London, England (JFK+50) Today we know it as the Salvation Army, but the organization can trace its roots back to the founding of the Christian Mission here in London a century and a half ago today, July 5, 1865.
Revivalist minister William Booth* and his wife Catherine established the Methodist organization which was modeled after the British army. Among the projects sponsored by the group were soup kitchens to provide food for the poor.
Unlike the traditional churches, the Christian Mission accepted thieves, prostitutes, gamblers and drunkards.
By 1874, the CM had a hundred volunteers and 42 evangelists. Its founder began to be known as the "General," and his followers as the "Hallelujah Army."
In 1878, General Booth saw his organization described as a "Volunteer Army," which he apparently didn't like, because he crossed out the Volunteer and replaced it with Salvation.

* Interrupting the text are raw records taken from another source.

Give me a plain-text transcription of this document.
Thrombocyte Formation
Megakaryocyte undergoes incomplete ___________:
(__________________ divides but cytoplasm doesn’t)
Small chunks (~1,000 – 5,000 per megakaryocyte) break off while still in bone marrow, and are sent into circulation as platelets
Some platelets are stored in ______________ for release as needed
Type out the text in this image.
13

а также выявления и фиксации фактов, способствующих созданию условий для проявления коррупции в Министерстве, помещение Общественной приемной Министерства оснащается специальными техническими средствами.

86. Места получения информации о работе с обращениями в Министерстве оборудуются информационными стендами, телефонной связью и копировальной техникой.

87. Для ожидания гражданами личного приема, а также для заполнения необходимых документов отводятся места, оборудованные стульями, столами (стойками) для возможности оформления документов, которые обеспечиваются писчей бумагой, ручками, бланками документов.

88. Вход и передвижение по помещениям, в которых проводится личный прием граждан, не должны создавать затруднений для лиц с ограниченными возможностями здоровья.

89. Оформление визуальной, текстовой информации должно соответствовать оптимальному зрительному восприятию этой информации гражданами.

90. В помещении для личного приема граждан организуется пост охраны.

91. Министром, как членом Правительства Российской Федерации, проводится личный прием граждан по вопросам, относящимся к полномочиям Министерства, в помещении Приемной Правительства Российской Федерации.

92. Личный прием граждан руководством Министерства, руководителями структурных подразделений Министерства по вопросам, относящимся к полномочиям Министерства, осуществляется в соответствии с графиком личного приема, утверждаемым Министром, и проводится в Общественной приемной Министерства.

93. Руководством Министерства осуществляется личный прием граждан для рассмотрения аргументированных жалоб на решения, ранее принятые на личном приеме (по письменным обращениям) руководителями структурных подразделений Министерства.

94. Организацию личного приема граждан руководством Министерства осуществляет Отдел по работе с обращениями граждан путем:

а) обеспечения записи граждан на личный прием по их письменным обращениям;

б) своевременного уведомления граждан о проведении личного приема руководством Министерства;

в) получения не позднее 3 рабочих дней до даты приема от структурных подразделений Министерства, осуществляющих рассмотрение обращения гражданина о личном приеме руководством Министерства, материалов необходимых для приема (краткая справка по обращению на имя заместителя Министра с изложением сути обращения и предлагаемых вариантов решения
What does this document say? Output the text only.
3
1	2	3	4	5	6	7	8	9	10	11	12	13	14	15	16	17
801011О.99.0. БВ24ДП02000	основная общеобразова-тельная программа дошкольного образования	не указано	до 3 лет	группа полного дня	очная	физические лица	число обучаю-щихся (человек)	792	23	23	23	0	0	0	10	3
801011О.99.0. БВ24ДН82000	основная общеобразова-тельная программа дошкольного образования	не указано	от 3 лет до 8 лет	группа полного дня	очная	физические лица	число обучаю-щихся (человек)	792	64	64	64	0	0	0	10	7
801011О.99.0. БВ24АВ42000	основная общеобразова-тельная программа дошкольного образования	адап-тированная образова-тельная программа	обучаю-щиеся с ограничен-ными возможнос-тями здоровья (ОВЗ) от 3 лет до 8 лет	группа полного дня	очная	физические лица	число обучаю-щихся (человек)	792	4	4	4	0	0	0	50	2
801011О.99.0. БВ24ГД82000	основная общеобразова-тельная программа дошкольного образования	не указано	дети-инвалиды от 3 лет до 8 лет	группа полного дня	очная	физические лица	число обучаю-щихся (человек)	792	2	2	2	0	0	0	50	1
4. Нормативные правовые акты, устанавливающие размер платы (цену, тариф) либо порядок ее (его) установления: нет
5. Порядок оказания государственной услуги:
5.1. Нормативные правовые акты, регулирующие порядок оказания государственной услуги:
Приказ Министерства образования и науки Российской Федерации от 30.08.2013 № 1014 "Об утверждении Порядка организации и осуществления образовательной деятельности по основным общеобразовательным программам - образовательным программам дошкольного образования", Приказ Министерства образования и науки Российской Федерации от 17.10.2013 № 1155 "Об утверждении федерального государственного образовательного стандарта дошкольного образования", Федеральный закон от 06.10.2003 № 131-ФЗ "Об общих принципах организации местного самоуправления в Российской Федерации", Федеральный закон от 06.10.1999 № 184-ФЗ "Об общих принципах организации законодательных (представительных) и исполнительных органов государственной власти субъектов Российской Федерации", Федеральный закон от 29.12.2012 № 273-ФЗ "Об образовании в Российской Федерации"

Lt. Eliza Shirley held the first meeting of the Salvation Army in the United States in Philadelphia in 1879. The Salvation Army is still based in London today and has branches in 75 countries around the world.
Manifesto of the Christian Mission (1878)
*William Booth (1829-1912) was born in Sneinton, Nottingham, England. He converted to Methodism in 1844 and joined the Methodist Reform Church in 1852. After founding the Christian Mission, WB published a magazine and wrote books. In Darkest England and the Way Out (1890) became a best seller.
The General's Salvation Army was at one time treated with hostility by the Church of England. One of the criticisms of the organization was that it elevated women to the same status as men.